Bamboo is not technically a hardwood like the other species on this list. In fact, bamboo is actually a grass, which is then stranded and fused together to form hardwood planks. The tone of bamboo is naturally pale and almost white. Some bamboo is carbonized for deeper colors, but this tends to weaken the boards, so bamboo is ideally suited for those pursuing the pale simplicity of lightly toned floors.
White Oak is different from its sibling Red Oak, which is the most commonly used flooring species in North America. So common in fact, that most other hardwood species compare all of their qualities to those of red oak. Despite it’s popularity though, Red Oak tends to be less durable and resistant to rot than White Oak, which has a Janka rating of 1350 and is rot resistant enough that it is commonly used in boat building. Furthermore, in comparison to Red Oak’s cozy warm tones, White Oak features pale brown and nearly white sapwood, making it a more sophisticated and stylish choice than its softer sibling.

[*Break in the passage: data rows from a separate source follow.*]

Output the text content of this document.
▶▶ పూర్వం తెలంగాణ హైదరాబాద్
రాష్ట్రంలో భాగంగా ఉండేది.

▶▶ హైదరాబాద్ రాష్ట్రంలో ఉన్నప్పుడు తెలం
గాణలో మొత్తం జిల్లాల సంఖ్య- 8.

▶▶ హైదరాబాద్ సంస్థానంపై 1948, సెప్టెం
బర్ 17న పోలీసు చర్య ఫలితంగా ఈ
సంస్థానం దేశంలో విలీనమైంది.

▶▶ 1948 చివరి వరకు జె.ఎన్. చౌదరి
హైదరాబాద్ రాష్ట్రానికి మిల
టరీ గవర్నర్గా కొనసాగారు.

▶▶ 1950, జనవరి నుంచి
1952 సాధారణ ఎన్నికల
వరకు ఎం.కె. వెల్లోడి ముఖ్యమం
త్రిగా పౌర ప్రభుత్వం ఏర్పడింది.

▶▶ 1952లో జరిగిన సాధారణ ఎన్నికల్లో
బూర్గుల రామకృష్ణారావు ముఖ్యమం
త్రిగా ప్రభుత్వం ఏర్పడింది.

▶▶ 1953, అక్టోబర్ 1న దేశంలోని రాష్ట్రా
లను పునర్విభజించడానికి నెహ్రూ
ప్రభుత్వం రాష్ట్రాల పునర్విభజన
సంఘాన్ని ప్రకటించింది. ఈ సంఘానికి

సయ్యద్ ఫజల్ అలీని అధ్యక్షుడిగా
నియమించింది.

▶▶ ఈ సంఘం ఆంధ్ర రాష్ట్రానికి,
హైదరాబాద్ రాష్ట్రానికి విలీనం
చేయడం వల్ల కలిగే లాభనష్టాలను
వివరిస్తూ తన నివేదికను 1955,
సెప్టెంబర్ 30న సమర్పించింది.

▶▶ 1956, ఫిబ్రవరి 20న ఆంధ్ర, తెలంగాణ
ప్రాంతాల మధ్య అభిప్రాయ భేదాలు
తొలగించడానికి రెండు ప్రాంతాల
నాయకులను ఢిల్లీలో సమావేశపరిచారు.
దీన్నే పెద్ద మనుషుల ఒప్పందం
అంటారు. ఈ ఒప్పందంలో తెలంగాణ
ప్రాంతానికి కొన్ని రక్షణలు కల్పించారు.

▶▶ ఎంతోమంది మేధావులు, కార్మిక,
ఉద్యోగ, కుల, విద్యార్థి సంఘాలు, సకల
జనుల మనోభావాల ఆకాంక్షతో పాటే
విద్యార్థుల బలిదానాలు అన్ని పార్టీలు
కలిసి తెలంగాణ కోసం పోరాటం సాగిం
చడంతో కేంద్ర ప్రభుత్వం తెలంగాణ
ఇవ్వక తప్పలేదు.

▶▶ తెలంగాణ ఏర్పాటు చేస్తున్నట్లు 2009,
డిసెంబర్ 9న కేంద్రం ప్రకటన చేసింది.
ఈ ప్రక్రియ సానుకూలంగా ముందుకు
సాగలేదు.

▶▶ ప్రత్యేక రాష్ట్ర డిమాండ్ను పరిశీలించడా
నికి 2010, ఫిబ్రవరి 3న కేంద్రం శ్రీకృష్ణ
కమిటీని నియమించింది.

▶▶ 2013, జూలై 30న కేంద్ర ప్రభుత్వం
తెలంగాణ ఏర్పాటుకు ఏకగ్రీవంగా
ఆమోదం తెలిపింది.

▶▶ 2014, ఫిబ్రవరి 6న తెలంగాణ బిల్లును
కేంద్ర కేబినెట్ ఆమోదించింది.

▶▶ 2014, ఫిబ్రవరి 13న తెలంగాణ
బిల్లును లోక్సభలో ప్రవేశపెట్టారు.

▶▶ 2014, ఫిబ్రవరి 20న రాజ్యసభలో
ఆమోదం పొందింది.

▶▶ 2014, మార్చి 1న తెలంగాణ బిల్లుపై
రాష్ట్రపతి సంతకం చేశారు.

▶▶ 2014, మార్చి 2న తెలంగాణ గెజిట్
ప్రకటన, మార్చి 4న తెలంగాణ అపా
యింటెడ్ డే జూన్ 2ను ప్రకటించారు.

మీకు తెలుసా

Beech, both the American and European varieties, tends to come in shades of pale cream, with pink and brown overtones. With a Janka rating of 1300, it is just another wood species on this list whose durability is above the industry standard. Beech is an affordable hardwood that is often underappreciated, as some consider its minimal look to be bland. If you’re looking for a modern pale hardwood flooring, Beech will get you the best floor for your money. Beech is also commonly used in the construction of musical instruments.